Bullet #3 – Traction
Does the company already have a product on the market? If so, are people willing to use it and/or pay for it?
Getting traction for a new product is one of the main challenges of a start-up – and one of the biggest risks you face as an early-stage investor. New products often fall flat. And even if the product is amazing, the entrepreneur still needs to figure out how to market it.
Look at the data before pulling the trigger. Look for signs of traction and growth.
Bullet #4 – Large & Growing Market
Given the risky nature of early-stage investing, you should focus on opportunities that are targeting a large and growing market, and have significant upside.
The reason? Most early-stage companies go out of business – which is why we strongly advocate deploying small amounts of capital into many different crowdfunding opportunities! – so you need your winners to do extremely well.
Bullet #5 – Catalyst
Why will this company work right now? Why wouldn’t it have worked before?
There should be a catalyst that explains why this company can succeed right now. For example, a technical catalyst or a major change in legislation. If there isn’t one, chances are you’ll be left with an idea that sounded good in theory, but is unable to gain traction.
Too early or too late can be a recipe for disaster.
Bullet #6 – The One Bullet That Can’t Be Removed
As my investor friend was approaching the end of his explanation, I interrupted him. “Russian Roulette isn’t the right metaphor,” I said. “If you could remove all the bullets from the gun, you’re not really playing Russian Roulette.”
He smiled at me. “There’s one bullet that can’t be removed,” he said. “Luck.”
And he’s 100% right.
Smart or Lucky?
Luck has a funny habit of intervening with investments. Sometimes it brings disaster; other time it brings great fortune.
Did you ever play the Pictionary-like game called “Draw Something” on your mobile phone? If so, you were one of the 50+ million people who downloaded it. It was created by a company called OMGPOP.
OMGPOP started out in 2006 as a dating site called “I’m In Like With You.” It didn’t get traction. Then they created more than 20 games. None of them were successful.

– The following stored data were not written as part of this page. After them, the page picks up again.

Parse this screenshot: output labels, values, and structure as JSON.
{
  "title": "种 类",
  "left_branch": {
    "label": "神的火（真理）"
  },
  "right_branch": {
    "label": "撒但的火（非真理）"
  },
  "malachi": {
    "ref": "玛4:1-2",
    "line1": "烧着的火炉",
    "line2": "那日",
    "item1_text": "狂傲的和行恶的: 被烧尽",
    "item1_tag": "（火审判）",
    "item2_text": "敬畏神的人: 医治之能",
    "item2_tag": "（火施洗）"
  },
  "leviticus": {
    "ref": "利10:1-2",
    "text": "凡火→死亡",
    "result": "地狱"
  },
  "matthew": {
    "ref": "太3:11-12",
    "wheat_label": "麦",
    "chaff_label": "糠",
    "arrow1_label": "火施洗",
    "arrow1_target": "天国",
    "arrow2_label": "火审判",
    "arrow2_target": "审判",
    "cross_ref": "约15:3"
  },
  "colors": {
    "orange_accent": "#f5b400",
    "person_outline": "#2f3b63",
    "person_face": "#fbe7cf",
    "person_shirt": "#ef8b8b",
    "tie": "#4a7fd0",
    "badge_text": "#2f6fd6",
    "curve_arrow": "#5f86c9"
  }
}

The company was quickly running out of money.
Then they released “Draw Something” – and lightning struck. Last March, OMGPOP was acquired by Zynga, a publicly-traded gaming company, for about $200 million.
Did the OMGPOP management team all of a sudden become very smart businessmen?
Probably no smarter than they’d been before. But they sure got a lot luckier.
“Draw Something” eventually started losing its mojo, and Zynga recently announced that it will be shutting down OMGPOP for good in September.
Take out as many bullets as you can before pulling the trigger – but never forget, there’ll always be one left.